Forschende haben bei einem 63-jährigen Patienten mit Knochenmarkkrebs eine seltene, aber schwerwiegende Nebenwirkung bei einer innovativen Immuntherapie (CAR-T) entdeckt und analysiert. Die Ergebnisse der Studie sind von Wissenschaftler*innen der Medizinischen Fakultät und der Uniklinik Köln, der Universitätsmedizin Leipzig, sowie des Fraunhofer-Instituts für Zelltherapie und Immunologie am 21.02.2024 im hochrangigen Journal Nature Medicine veröffentlicht worden.
Formen von Blutkrebs, wie das sogenannte Multiple Myelom und die Lymphome, sind bösartige Tumorerkrankung, die sich von Abwehrzellen, den Lymphozyten, ableiten. Seit wenigen Jahren sind CAR-T-Zell-Therapien ein essenzieller Bestandteil der Behandlung wenn vorherige Therapien nicht erfolgreich waren. Dabei werden patient*inneneigene T-Lymphozyten (T-Zellen) genetisch modifiziert, um mittels eines chimären Antigenrezeptors (CAR), die Krebszellen gezielt zu erkennen und zu eliminieren.
In der aktuellen wissenschaftlichen Publikation wurde ein besonderer Fall untersucht: Ein 63-jähriger Patient mit Knochenmarkkrebs entwickelte neun Monate nach einer CAR-T-Zelltherapie ein T-Zell-Lymphom, das sich neben dem Blut auch in der Haut und dem Darm zeigte.
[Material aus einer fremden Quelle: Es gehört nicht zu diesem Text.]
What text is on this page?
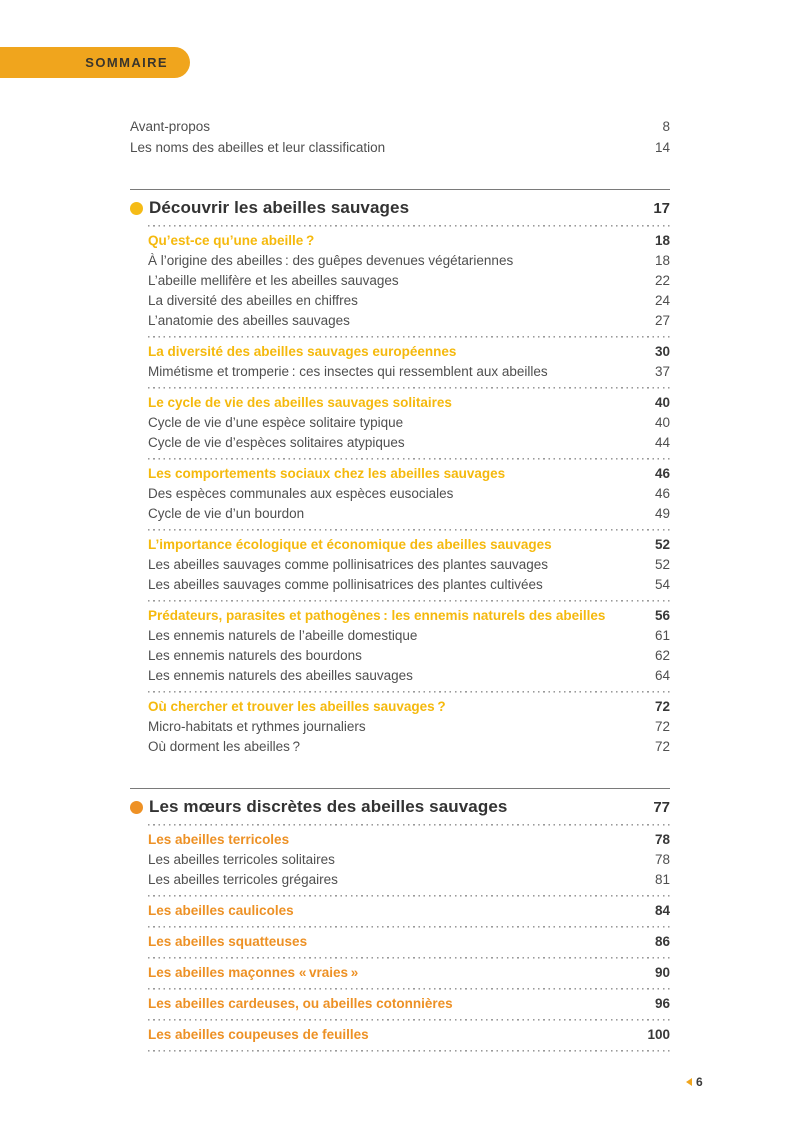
SOMMAIRE
Avant-propos	8
Les noms des abeilles et leur classification	14
Découvrir les abeilles sauvages	17
Qu’est-ce qu’une abeille ?	18
À l’origine des abeilles : des guêpes devenues végétariennes	18
L’abeille mellifère et les abeilles sauvages	22
La diversité des abeilles en chiffres	24
L’anatomie des abeilles sauvages	27
La diversité des abeilles sauvages européennes	30
Mimétisme et tromperie : ces insectes qui ressemblent aux abeilles	37
Le cycle de vie des abeilles sauvages solitaires	40
Cycle de vie d’une espèce solitaire typique	40
Cycle de vie d’espèces solitaires atypiques	44
Les comportements sociaux chez les abeilles sauvages	46
Des espèces communales aux espèces eusociales	46
Cycle de vie d’un bourdon	49
L’importance écologique et économique des abeilles sauvages	52
Les abeilles sauvages comme pollinisatrices des plantes sauvages	52
Les abeilles sauvages comme pollinisatrices des plantes cultivées	54
Prédateurs, parasites et pathogènes : les ennemis naturels des abeilles	56
Les ennemis naturels de l’abeille domestique	61
Les ennemis naturels des bourdons	62
Les ennemis naturels des abeilles sauvages	64
Où chercher et trouver les abeilles sauvages ?	72
Micro-habitats et rythmes journaliers	72
Où dorment les abeilles ?	72
Les mœurs discrètes des abeilles sauvages	77
Les abeilles terricoles	78
Les abeilles terricoles solitaires	78
Les abeilles terricoles grégaires	81
Les abeilles caulicoles	84
Les abeilles squatteuses	86
Les abeilles maçonnes « vraies »	90
Les abeilles cardeuses, ou abeilles cotonnières	96
Les abeilles coupeuses de feuilles	100
6
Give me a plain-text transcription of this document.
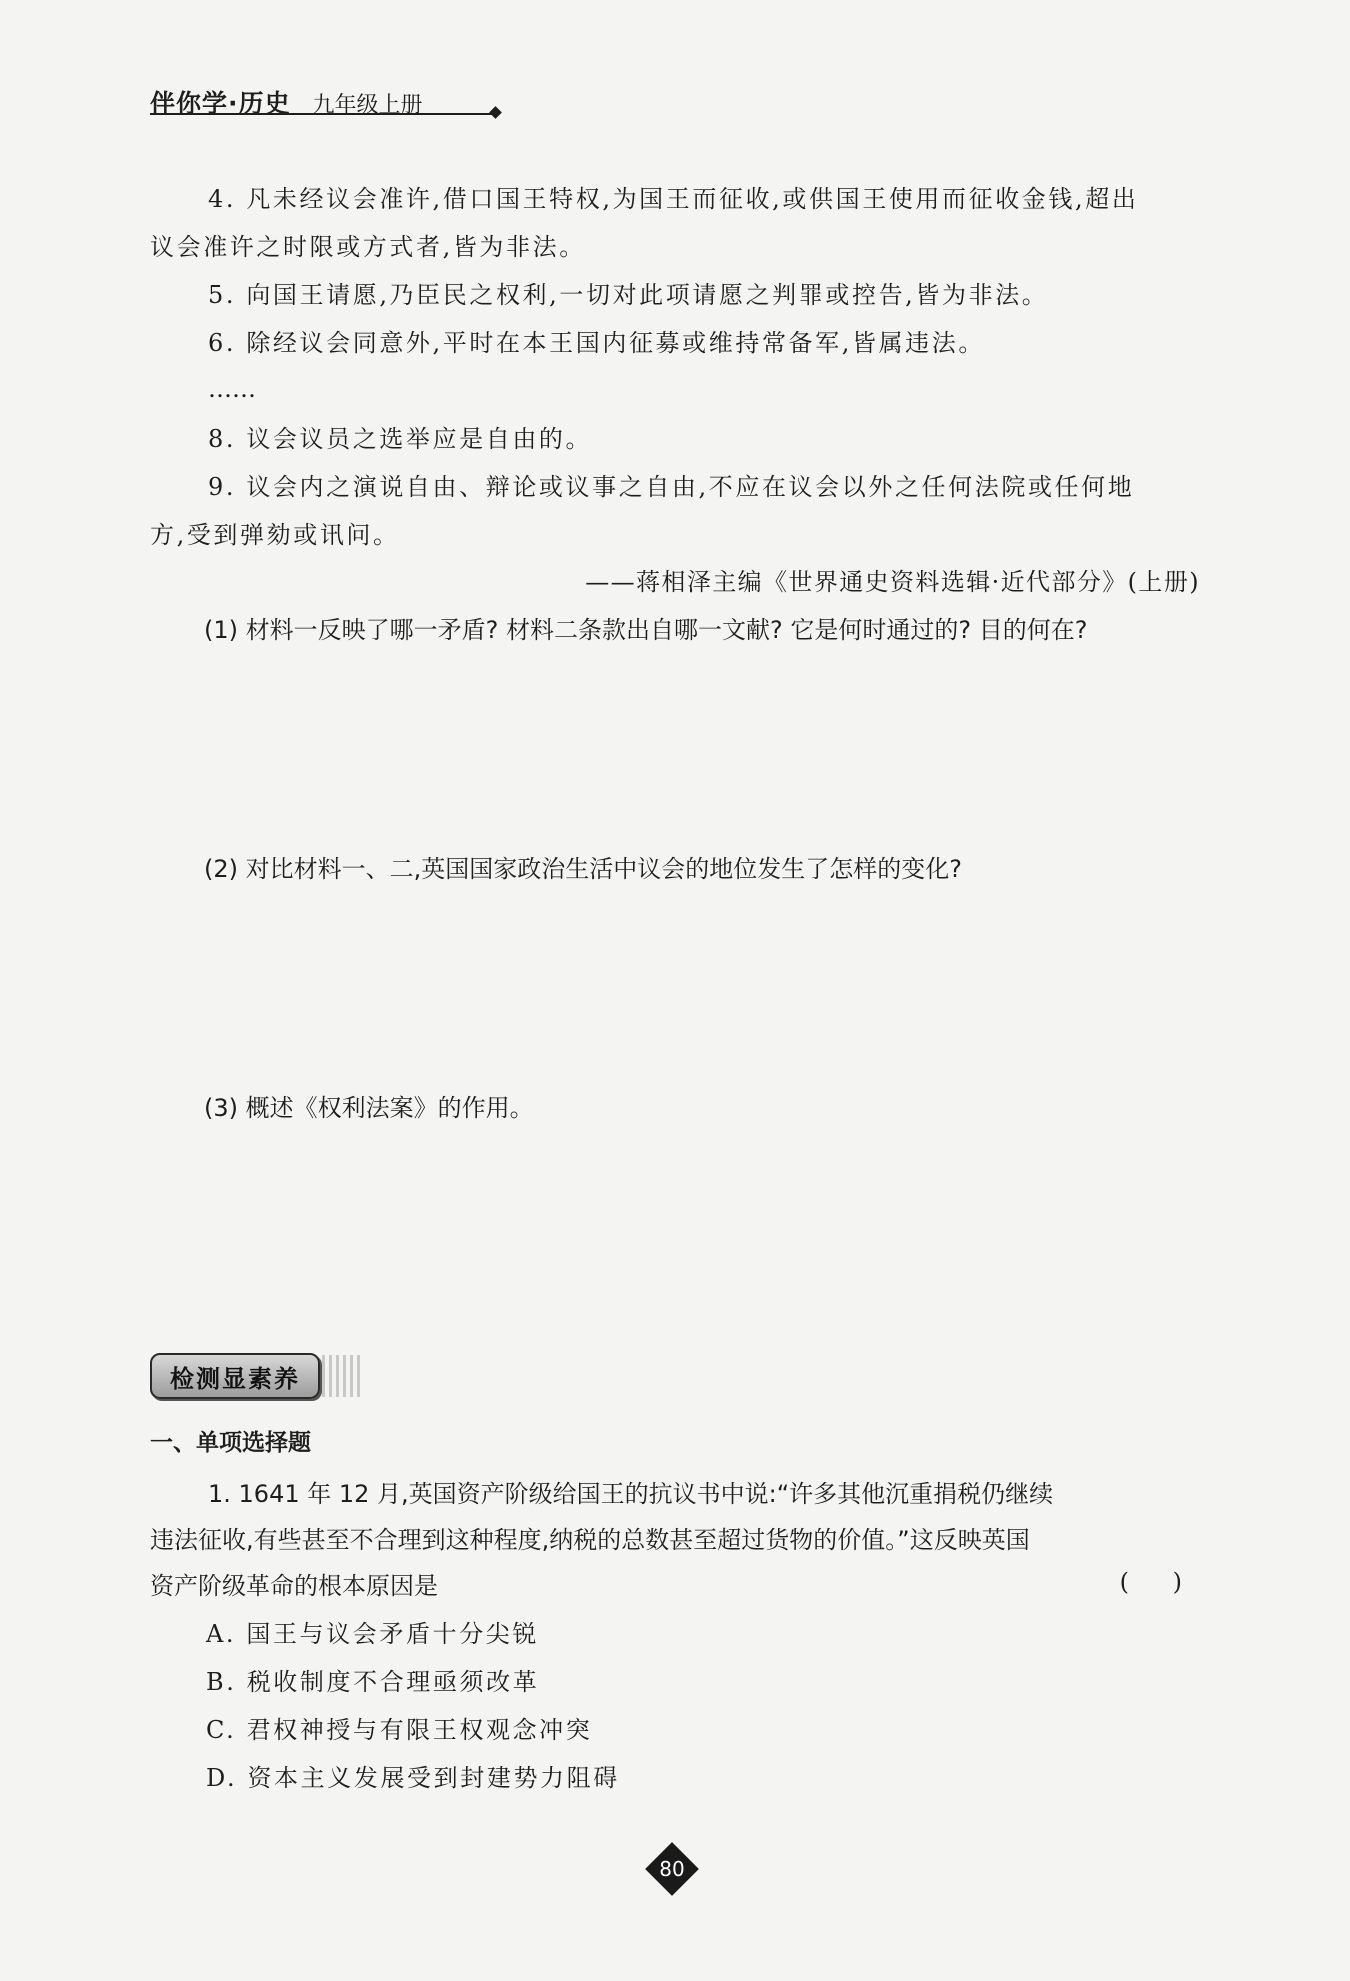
伴你学·历史 九年级上册
4. 凡未经议会准许,借口国王特权,为国王而征收,或供国王使用而征收金钱,超出
议会准许之时限或方式者,皆为非法。
5. 向国王请愿,乃臣民之权利,一切对此项请愿之判罪或控告,皆为非法。
6. 除经议会同意外,平时在本王国内征募或维持常备军,皆属违法。
……
8. 议会议员之选举应是自由的。
9. 议会内之演说自由、辩论或议事之自由,不应在议会以外之任何法院或任何地
方,受到弹劾或讯问。
——蒋相泽主编《世界通史资料选辑·近代部分》(上册)
(1) 材料一反映了哪一矛盾? 材料二条款出自哪一文献? 它是何时通过的? 目的何在?
(2) 对比材料一、二,英国国家政治生活中议会的地位发生了怎样的变化?
(3) 概述《权利法案》的作用。
检测显素养
一、单项选择题
1. 1641 年 12 月,英国资产阶级给国王的抗议书中说:“许多其他沉重捐税仍继续
违法征收,有些甚至不合理到这种程度,纳税的总数甚至超过货物的价值。”这反映英国
资产阶级革命的根本原因是	( )
A. 国王与议会矛盾十分尖锐
B. 税收制度不合理亟须改革
C. 君权神授与有限王权观念冲突
D. 资本主义发展受到封建势力阻碍
80
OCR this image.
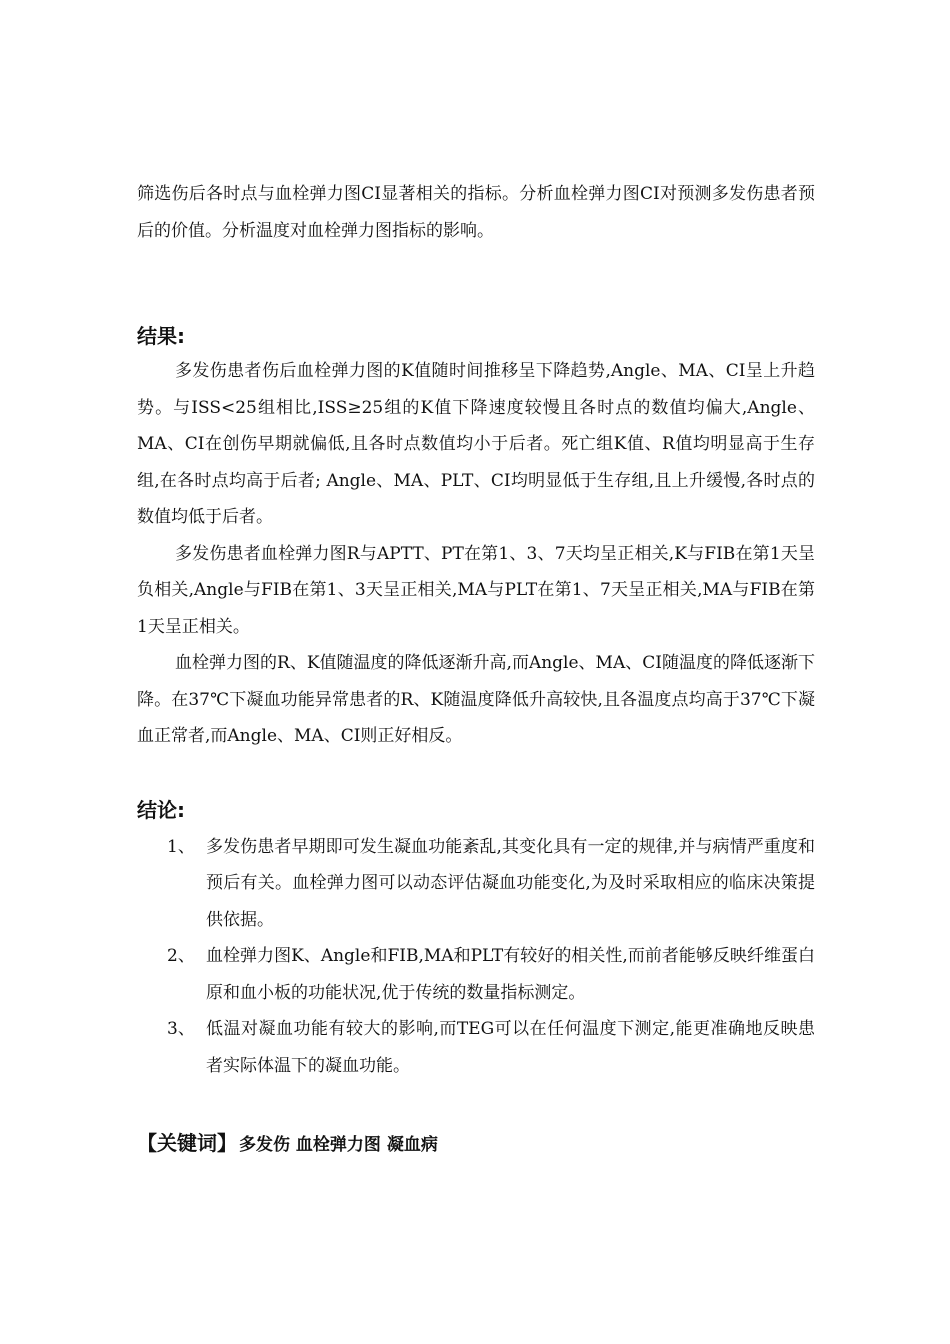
筛选伤后各时点与血栓弹力图CI显著相关的指标。分析血栓弹力图CI对预测多发伤患者预后的价值。分析温度对血栓弹力图指标的影响。

结果:

多发伤患者伤后血栓弹力图的K值随时间推移呈下降趋势,Angle、MA、CI呈上升趋势。与ISS<25组相比,ISS≥25组的K值下降速度较慢且各时点的数值均偏大,Angle、MA、CI在创伤早期就偏低,且各时点数值均小于后者。死亡组K值、R值均明显高于生存组,在各时点均高于后者; Angle、MA、PLT、CI均明显低于生存组,且上升缓慢,各时点的数值均低于后者。

多发伤患者血栓弹力图R与APTT、PT在第1、3、7天均呈正相关,K与FIB在第1天呈负相关,Angle与FIB在第1、3天呈正相关,MA与PLT在第1、7天呈正相关,MA与FIB在第1天呈正相关。

血栓弹力图的R、K值随温度的降低逐渐升高,而Angle、MA、CI随温度的降低逐渐下降。在37℃下凝血功能异常患者的R、K随温度降低升高较快,且各温度点均高于37℃下凝血正常者,而Angle、MA、CI则正好相反。

结论:
1、 多发伤患者早期即可发生凝血功能紊乱,其变化具有一定的规律,并与病情严重度和预后有关。血栓弹力图可以动态评估凝血功能变化,为及时采取相应的临床决策提供依据。
2、 血栓弹力图K、Angle和FIB,MA和PLT有较好的相关性,而前者能够反映纤维蛋白原和血小板的功能状况,优于传统的数量指标测定。
3、 低温对凝血功能有较大的影响,而TEG可以在任何温度下测定,能更准确地反映患者实际体温下的凝血功能。
【关键词】 多发伤 血栓弹力图 凝血病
Der Tumor entstand aus den genetisch veränderten T-Zellen, die zur Behandlung eingesetzt wurden. Die Forschenden fanden heraus, dass nicht nur die genetische Veränderung der T-Zellen für den Tumor verantwortlich war. Auch bereits vorhandene, früh angelegte Genveränderungen des Patienten, der an der Uniklinik Köln behandelt wurde, spielten eine Rolle.
Die Forschenden nutzten modernste Technologien, um die Entwicklung des Tumors genau zu untersuchen. Zur Analyse des Phänomens wurden verschiedene Verfahren des Next-Generation-Sequencing eingesetzt, eine Hochdurchsatz-Technologie zur Analyse von DNA- und RNA-Sequenzen. Whole Genome Sequencing diente der Identifikation genetischer Veränderungen, während Einzelzell-RNA-Sequenzierung das Transkriptom der CAR-T-Zellen analysierte, um Gene und Signalwege zu untersuchen. „Dieser Fall unterstreicht eindrücklich die Relevanz des Fortschritts und der Verfügbarkeit von Next-Generation-Sequencing-Verfahren in klinisch relevanten Fragestellungen. Nur durch den Einsatz modernster molekularer Analysemethoden konnten wir die zugrunde liegenden Mechanismen dieser seltenen, aber schwerwiegenden Nebenwirkung entschlüsseln“, sagt Dr. Till Braun, Assistenzarzt der Klinik I für Innere Medizin und Erstautor der veröffentlichten Studie. Die enge Kooperation zwischen Kliniker*innen und Grundlagenwissenschaftler*innen auf dem Gebiet der CAR-T-Zelltherapie ermöglichte es, den Fall innerhalb kürzester Zeit zu analysieren.
Die Uniklinik Köln zählt zu einem der größten Zentren in Europa zur Behandlung des Multiplen Myeloms mit CAR-T-Zellen. Darüber hinaus besteht hier eine international anerkannte Expertise zu reifzelligen T-Zell-Leukämien, die in diesem Fall synergistisch mit dem Myelomschwerpunkt genutzt werden konnte, um ein tiefergehendes Verständnis der Pathogenese zu gewinnen. "Seltene, aber schwerwiegende Nebenwirkungen von innovativen Krebstherapien frühzeitig zu erkennen, ist essenziell, um die Sicherheit und Wirksamkeit dieser Behandlungen kontinuierlich zu verbessern. Unser Fall zeigt, wie wichtig eine enge wissenschaftliche Begleitung dieser dynamisch zunehmenden Therapieform ist,“ so Dr. Tim Richardson, der als Facharzt an der Uniklinik Köln mit Schwerpunkt Multiples Myelom den Patienten betreut hat und Letztautor der Studie ist.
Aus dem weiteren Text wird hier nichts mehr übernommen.